L’Institut compte entamer le nouvel exercice sur des bases plus confortables
Ce budget prévisionnel a été validé, vendredi dernier, lors de la 27è session ordinaire du conseil d’administration de l’Institut. Les travaux ont été présidés par la ministre des Transports et des Infrastructures, Mme Dembélé Madina Sissoko, en présence du directeur général de l’IGM, Mahamadou Sékou Keïta.
Les différents points examinés au cours de ces travaux portaient sur l’état d’exécution des recommandations issues de la 26è session, le rapport d’activités et celui de l’exécution du budget de l’exercice 2022. Le programme d’activités et le projet de budget de 2023 ont été également analysés et validés. Durant l’année écoulée, l’Institut a été limité dans ses actions par diverses contraintes, inhérentes aux contextes sécuritaire et économique. Au nombre des difficultés signalées dans les rapports, il y a l’ouverture partielle et tardive des crédits et l’insécurité persistante dans les localités où certaines activités devaient se réaliser.
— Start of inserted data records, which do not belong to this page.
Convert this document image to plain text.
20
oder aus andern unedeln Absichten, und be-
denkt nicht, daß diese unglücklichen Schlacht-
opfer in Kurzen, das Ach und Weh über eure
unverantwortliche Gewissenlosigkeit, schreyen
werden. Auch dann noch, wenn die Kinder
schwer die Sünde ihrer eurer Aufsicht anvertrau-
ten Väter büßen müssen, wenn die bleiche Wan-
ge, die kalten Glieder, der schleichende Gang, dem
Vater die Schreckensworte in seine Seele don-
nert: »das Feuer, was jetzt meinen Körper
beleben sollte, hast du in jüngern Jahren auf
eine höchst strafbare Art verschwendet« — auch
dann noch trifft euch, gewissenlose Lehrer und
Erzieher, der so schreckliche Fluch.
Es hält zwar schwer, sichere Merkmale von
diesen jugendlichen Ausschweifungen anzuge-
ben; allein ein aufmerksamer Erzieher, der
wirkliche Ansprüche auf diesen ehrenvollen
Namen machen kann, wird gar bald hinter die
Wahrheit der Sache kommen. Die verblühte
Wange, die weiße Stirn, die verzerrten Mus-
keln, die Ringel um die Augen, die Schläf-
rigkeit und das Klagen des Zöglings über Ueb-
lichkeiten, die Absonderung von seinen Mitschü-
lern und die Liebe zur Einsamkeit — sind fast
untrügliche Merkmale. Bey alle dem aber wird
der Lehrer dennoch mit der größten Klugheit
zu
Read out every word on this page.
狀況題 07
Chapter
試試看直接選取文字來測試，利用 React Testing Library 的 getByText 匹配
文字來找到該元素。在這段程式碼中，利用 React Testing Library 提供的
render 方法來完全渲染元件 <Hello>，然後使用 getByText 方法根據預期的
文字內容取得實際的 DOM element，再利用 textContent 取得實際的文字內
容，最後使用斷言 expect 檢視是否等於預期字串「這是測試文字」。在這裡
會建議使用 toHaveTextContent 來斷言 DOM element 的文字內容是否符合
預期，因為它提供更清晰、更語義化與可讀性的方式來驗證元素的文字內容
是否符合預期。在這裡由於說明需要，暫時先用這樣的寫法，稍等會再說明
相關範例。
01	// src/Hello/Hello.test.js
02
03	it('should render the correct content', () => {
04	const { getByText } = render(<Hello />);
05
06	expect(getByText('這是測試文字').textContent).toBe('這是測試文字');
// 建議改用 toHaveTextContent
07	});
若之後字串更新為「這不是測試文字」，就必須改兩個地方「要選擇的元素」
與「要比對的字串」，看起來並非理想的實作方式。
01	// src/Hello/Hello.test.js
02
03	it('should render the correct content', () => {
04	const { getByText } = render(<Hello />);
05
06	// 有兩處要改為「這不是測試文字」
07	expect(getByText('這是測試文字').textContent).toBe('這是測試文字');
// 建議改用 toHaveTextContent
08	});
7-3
Néanmoins, l’Institut géographique a pu participer aux travaux de la deuxième campagne de bornage de la frontière Mali-Sénégal, réaliser et vendre des plans et cartes imprimés et en fichiers numériques. La structure a aussi réalisé la base de données des repères de nivellement, des bornes géodésiques et certains travaux topographiques afférents aux conventions avec les structures partenaires.
La formation des agents de structures diverses, l’assistance des écoles de formation à l’encadrement d’étudiants stagiaires font également partie du bilan de 2022. Pour l’année en cours 2023, l’Institut œuvrera davantage à rendre l’information géographique disponible et accessible aux usagers. Il améliorera ses capacités de production et de gestion des documents (cartographiques et topographiques) et diversifiera la coopération en la matière.
Faut-il le rappeler, l’IGM est chargé de l’élaboration, du suivi et de la mise en œuvre de la Politique nationale de l’information géographique au Mali. Ses produits et services intéressent tous les secteurs du développement économique et social du pays, selon la ministre des Transports et des Infrastructures.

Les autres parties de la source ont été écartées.